Sunday, December 16, 2007

A Word About Cats

When I got married I inherited four cats. That's right, four cats. Count 'em. Now, I like cats as much or more than the average person does. I grew up with a cat, and he was one of my best pals as a kid. But that was one cat. One cat will pay attention to you, and isn't that much trouble. If you have more than one, they prefer to spend their time with each other, and of course the amount of "cat upkeep" increases exponentially. Did I mention that we have four?

The relationship between cats and human beings is ambivalent to say the least. At our best we love them as pets, buy them expensive food in little cans, and even freeze dry them when they die so we can keep them around. At our worst we curse their shedding, let them live overpopulated and homeless on the streets of our cities, and worse. But more about that later.

Perhaps one reason for the love/ hate relationship we have with cats is that they are smart enough that we can attribute all kinds of human characteristics to them, but inevitably, since they're cats, they always let us down. A few months ago I was unpacking a new electronic gadget in the living room. All the cats got very excited and gathered around to watch.

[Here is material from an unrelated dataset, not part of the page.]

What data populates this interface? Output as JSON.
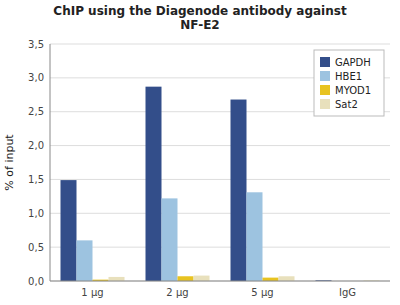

"It's got dual power supplies and discrete circuitry," I told them, taking the gadget out of the box and holding it up. They really didn't care about that, of course. What did fascinate them was the plastic wrapping and the box half filled with Styrofoam peanuts.

Oh, cats. They have such strange taste. Every time our cats bring some poor bird home in their mouths I'm reminded that these are vicious carnivores. Back to the wild, I think. How can we humans ever expect to get along with heathens who prefer catnip to watercress, cottage cheese to truffles?

"Care for a glass of Bordeaux?" you ask. "Perhaps a '61 Chateau Haut Brion?"

"Not interested," replies the cat. "But if you don't mind, I would like to bat the cork around the kitchen floor."

I suppose one reason cats were originally domesticated was precisely because they don't enjoy the same foods humans do. That way they could be trusted to protect the stores of grain from rodents. We've come a long way since then. Cats still have an economic value to humans, but in a much more grisly way—as laboratory animals for medical experimentation.

They do a lot of brain research on cats, and the mere thought of it sends shivers down my spine. Cats being who they are, it also makes me doubt the wisdom of the researchers. I mean, just how much can they expect to learn from studying the brains of animals who think it's fun to chew on houseplants and then systematically throw up on the carpet in five different rooms?

The other day I was at home working for several hours. For my own sanity I tried to ignore the cats, who were busy playing a game I didn't understand, but which seemed to involve chasing one another several times across every piece of furniture we own.

Late that evening I was very grateful when the house finally quieted down. That was when our little cat Henry jumped up on my lap and nuzzled against my hand. As he curled up in a contented ball I was reminded that, despite our obvious differences, we have a lot in common. Along with all the other animals of the earth, we share an innate need for physical and emotional comfort, freedom, dignity and peace.

Looking down at the furry body, now lost in sleep, the areas of antagonism between cats and humans—be they as trivial as shedding on the furniture, or as significant as death in a medical laboratory—seemed gratefully far away. Yeah, cats are pretty terrific, I thought. I could only hope little Henry might feel the same way about humans.

The holiday season is approaching, and with the help of a sleeping little cat in my lap I am renewed in the hope that someday the lion really will lie down with the lamb, and the peace so many of us have hoped for between our own species and the others on this earth will finally be realized.